Keeping all the functions and discard the Nothings, then apply them:

applyJust :: [Maybe (a -> a)] -> a -> a
applyJust = foldr (.) id . catMaybes

The catMaybes function gives you a list containing only the Just values, then the foldr composes them all together, starting from the identity function (which is what you'll get if there are no functions to apply).

Alternatively, you can take functions until finding a Nothing, then bail out:

applyWhileJust :: [Maybe (a -> a)] -> a -> a
applyWhileJust (Just f:fs) = f . applyWhileJust fs
applyWhileJust (Nothing:_) = id

This uses a similar idea as the above, except that when it finds Nothing it ignores the rest of the list. If you like, you can also write it as applyWhileJust = foldr (maybe (const id) (.)) id but that's a little harder to read...

Answer 2

Think of the <*> as the normal * operator. a * 0 == 0, right? It doesn't matter what a is. So using the same logic, Just (const a) <*> Nothing == Nothing. The Applicative laws dictate that a data type has to behave like this.

The reason why this is useful, is that Maybe is supposed to represent the presence of something, not the absence of something. If you pipeline a Maybe value through a chain of functions, if one function fails, it means that a failure happened, and that the process needs to be aborted.

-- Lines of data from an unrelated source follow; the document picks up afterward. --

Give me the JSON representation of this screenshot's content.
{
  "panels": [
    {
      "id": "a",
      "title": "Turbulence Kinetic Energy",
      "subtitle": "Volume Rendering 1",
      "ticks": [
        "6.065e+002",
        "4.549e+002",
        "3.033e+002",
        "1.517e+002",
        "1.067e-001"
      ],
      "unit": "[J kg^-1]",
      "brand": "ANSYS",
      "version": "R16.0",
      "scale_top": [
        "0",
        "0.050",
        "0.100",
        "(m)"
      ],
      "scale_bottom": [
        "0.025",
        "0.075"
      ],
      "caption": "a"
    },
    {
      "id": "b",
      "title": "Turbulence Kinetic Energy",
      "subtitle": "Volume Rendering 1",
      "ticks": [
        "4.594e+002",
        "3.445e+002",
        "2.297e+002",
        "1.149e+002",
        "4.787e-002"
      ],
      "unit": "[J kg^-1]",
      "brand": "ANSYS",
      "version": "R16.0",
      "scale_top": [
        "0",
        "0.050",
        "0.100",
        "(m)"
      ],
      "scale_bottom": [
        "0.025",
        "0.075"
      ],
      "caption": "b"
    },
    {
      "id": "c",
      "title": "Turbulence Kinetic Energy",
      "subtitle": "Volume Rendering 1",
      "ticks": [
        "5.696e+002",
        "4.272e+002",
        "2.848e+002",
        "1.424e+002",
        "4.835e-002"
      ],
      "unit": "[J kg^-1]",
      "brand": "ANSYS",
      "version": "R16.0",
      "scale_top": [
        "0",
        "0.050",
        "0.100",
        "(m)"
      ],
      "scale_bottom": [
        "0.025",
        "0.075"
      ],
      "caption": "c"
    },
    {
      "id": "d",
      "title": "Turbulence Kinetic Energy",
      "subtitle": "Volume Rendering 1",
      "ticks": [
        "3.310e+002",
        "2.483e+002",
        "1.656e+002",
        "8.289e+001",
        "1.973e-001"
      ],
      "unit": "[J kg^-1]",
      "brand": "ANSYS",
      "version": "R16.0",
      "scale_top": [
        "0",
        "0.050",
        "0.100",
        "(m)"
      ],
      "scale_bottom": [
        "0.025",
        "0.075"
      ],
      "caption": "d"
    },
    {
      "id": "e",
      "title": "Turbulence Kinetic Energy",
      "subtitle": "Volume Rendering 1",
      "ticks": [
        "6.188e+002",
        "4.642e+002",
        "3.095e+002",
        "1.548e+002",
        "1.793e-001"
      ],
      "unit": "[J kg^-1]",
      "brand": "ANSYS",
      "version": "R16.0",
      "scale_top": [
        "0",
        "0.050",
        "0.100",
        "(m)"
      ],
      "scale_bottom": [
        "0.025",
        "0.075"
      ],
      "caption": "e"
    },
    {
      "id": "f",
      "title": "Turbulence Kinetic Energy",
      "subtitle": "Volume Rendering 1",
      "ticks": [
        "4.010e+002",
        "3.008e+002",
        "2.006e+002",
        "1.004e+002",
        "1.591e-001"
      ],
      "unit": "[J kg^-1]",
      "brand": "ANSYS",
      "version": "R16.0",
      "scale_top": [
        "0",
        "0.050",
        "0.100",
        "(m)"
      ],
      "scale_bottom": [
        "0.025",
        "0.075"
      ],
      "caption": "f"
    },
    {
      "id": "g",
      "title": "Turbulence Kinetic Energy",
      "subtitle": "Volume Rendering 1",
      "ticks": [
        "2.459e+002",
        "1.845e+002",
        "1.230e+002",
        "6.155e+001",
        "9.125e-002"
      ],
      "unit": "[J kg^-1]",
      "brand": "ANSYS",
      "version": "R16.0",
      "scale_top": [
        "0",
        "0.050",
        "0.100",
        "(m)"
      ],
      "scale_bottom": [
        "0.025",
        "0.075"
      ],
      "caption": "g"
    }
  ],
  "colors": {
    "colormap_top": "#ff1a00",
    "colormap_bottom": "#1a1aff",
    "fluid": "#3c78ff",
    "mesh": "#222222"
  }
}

The behavior you propose is impractical, because there are numerous problems with it:

1. If a failed function is to return its input, it has to have type a -> a, because the returned value and the input value have to have the same type for them to be interchangeable depending on the outcome of the function
2. According to your logic, what happens if you have Just (const 2) <*> Just 5? How can the behavior in this case be made consistent with the Nothing case?

See also the Applicative laws.

EDIT: fixed code typos, and again

Answer 3

Well what about this?

Just id <*> Just something

The usecase for Nothing comes when you start using <*> to plumb through functions with multiple inputs.

(-) <$> readInt "foo" <*> readInt "3"

Assuming you have a function readInt :: String -> Maybe Int, this will turn into:

(-) <$> Nothing <*> Just 3

<$> is just fmap, and fmap f Nothing is Nothing, so it reduces to:

Nothing <*> Just 3

Can you see now why this should produce Nothing? The original meaning of the expression was to subtract two numbers, but since we failed to produce a partially-applied function after the first input, we need to propagate that failure instead of just making up a nice function that has nothing to do with subtraction.

Answer 4

Additional to C. A. McCann's excellent answer I'd like to point out that this might be a case of a "theorem for free", see http://ttic.uchicago.edu/~dreyer/course/papers/wadler.pdf . The gist of this paper is that for some polymorphic functions there is only one possible implementiation for a given type signature, e.g. fst :: (a,b) -> a has no other choice than returning the first element of the pair (or be undefined), and this can be proven. This property may seem counter-intuitive but is rooted in the very limited information a function has about its polymorphic arguments (especially it can't create one out of thin air).